## Linear Regression Analysis of Covid 19 data for Canada, Italy, India, and the United States
#### By: Ian

### Import needed Libraries

In [68]:
##Import Key Libraries for use
import datetime as dt
import math
import pandas as pd
import numpy as np
import sklearn
from sklearn.model_selection import train_test_split
from sklearn.linear_model import ElasticNet
from sklearn.metrics import explained_variance_score, mean_absolute_error, r2_score, mean_squared_error

### Import and Scrub Data from Github

In [69]:
#Import CSV
covid19Dataframe = pd.read_csv("https://raw.githubusercontent.com/WhipSnake23/Python-Class-Project/main/Data/owid-covid-data.csv")
#Remove Smoothed Columns from dataframe
covid19Dataframe = covid19Dataframe[covid19Dataframe.iso_code.str.contains("CAN")]
covid19Dataframe = covid19Dataframe.drop(columns=['new_cases_smoothed','new_deaths_smoothed','new_cases_smoothed_per_million','new_deaths_smoothed_per_million','new_tests_smoothed','new_tests_smoothed_per_thousand','new_vaccinations_smoothed','new_vaccinations_smoothed_per_million'])

#Reset Index
covid19Dataframe.reset_index(drop=True, inplace=True)
#Drop rows where Total Deaths is blank. This is required for the ML
covid19Dataframe.dropna(subset=['total_cases_per_million'],inplace=True)
covid19Dataframe.dropna(subset=['total_deaths'],inplace=True)
covid19Dataframe.dropna(subset=['hosp_patients'],inplace=True)

#Import Comparison Data set containing data from March. The data set we are using stops in February
#canadaMarchCovidData = pd.read_csv("https://raw.githubusercontent.com/WhipSnake23/Python-Class-Project/main/Data/Canada-MarchData.csv")
#canadaMarchCovidData = canadaMarchCovidData.drop(columns=['new_cases_smoothed','new_deaths_smoothed','new_cases_smoothed_per_million','new_deaths_smoothed_per_million','new_tests_smoothed','new_tests_smoothed_per_thousand','new_vaccinations_smoothed','new_vaccinations_smoothed_per_million'])
#Reset Index
#canadaMarchCovidData.reset_index(drop=True, inplace=True)
#Drop rows where hosp_patients hasnt been reported
#canadaMarchCovidData.dropna(subset=['hosp_patients'],inplace=True)
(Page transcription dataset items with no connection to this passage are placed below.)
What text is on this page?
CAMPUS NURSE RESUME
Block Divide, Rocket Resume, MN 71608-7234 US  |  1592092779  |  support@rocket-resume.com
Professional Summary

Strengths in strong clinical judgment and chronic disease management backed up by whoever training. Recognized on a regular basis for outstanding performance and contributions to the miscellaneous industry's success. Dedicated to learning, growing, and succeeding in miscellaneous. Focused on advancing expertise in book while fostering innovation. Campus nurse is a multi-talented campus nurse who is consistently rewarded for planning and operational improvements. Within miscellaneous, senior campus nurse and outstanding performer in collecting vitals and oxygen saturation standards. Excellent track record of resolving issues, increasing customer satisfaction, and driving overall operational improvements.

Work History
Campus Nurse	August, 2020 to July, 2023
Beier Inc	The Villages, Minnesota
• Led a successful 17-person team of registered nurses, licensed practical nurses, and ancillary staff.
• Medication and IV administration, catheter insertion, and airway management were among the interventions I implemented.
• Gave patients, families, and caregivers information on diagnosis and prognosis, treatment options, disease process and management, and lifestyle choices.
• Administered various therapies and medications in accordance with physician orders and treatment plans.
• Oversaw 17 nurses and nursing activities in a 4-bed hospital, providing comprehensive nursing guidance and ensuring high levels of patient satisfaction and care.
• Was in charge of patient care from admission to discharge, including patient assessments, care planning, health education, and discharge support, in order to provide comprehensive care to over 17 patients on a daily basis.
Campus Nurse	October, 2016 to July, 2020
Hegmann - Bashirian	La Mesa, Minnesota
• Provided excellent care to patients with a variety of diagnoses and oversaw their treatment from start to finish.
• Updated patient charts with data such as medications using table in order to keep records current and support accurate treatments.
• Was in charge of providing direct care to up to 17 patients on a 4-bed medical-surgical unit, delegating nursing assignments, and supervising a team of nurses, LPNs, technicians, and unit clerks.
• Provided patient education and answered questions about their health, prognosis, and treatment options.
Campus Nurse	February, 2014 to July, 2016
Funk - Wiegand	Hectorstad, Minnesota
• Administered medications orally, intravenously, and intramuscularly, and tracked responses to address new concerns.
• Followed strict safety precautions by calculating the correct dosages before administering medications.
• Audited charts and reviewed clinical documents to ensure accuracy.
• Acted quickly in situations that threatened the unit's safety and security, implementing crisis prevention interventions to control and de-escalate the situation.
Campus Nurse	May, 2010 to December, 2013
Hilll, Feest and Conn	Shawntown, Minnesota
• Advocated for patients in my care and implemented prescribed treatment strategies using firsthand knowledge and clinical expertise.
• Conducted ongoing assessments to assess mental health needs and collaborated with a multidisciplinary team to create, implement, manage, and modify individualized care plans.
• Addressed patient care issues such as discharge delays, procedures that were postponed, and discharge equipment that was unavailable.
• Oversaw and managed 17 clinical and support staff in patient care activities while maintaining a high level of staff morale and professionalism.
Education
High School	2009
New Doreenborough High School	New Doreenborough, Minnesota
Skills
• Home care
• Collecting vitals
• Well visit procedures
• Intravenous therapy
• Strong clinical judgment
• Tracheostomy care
### Define Notebook Functions

In [70]:
#These functions make it easier to test configuration changes and features easier

#Prints the Scores from the run of the algorithum against the data
def printMetrics(test, predictions):
    print(f"Score: {explained_variance_score(test, predictions):.2f}")
    print(f"MAE: {mean_absolute_error(test, predictions):.2f}")
    print(f"RMSE: {math.sqrt(mean_squared_error(test, predictions)):.2f}")
    print(f"r2: {r2_score(test, predictions):.2f}")

#Function to run the algorithum and call metric function
def RunModel(f_Features,f_Target,f_execution):
    x_train, x_test, y_train, y_test = train_test_split(f_Features, f_Target, test_size=0.25, random_state=1)
    model = ElasticNet(random_state=1)
    model.fit(x_train, y_train)
    if f_execution == "score":
        predictions = model.predict(x_test)
        printMetrics(y_test, predictions)
    elif f_execution == "predict":
        print("Hello")

In [71]:
targetColumn = "total_cases_per_million"

In [72]:
featureColumns = ["new_cases","median_age","population_density","population","total_deaths", "hosp_patients"]

features=covid19Dataframe[featureColumns]
target=covid19Dataframe[targetColumn]

RunModel(features,target,"score")

#RunModel(features,target,"predict")


Score: 0.90
MAE: 1465.54
RMSE: 1912.15
r2: 0.90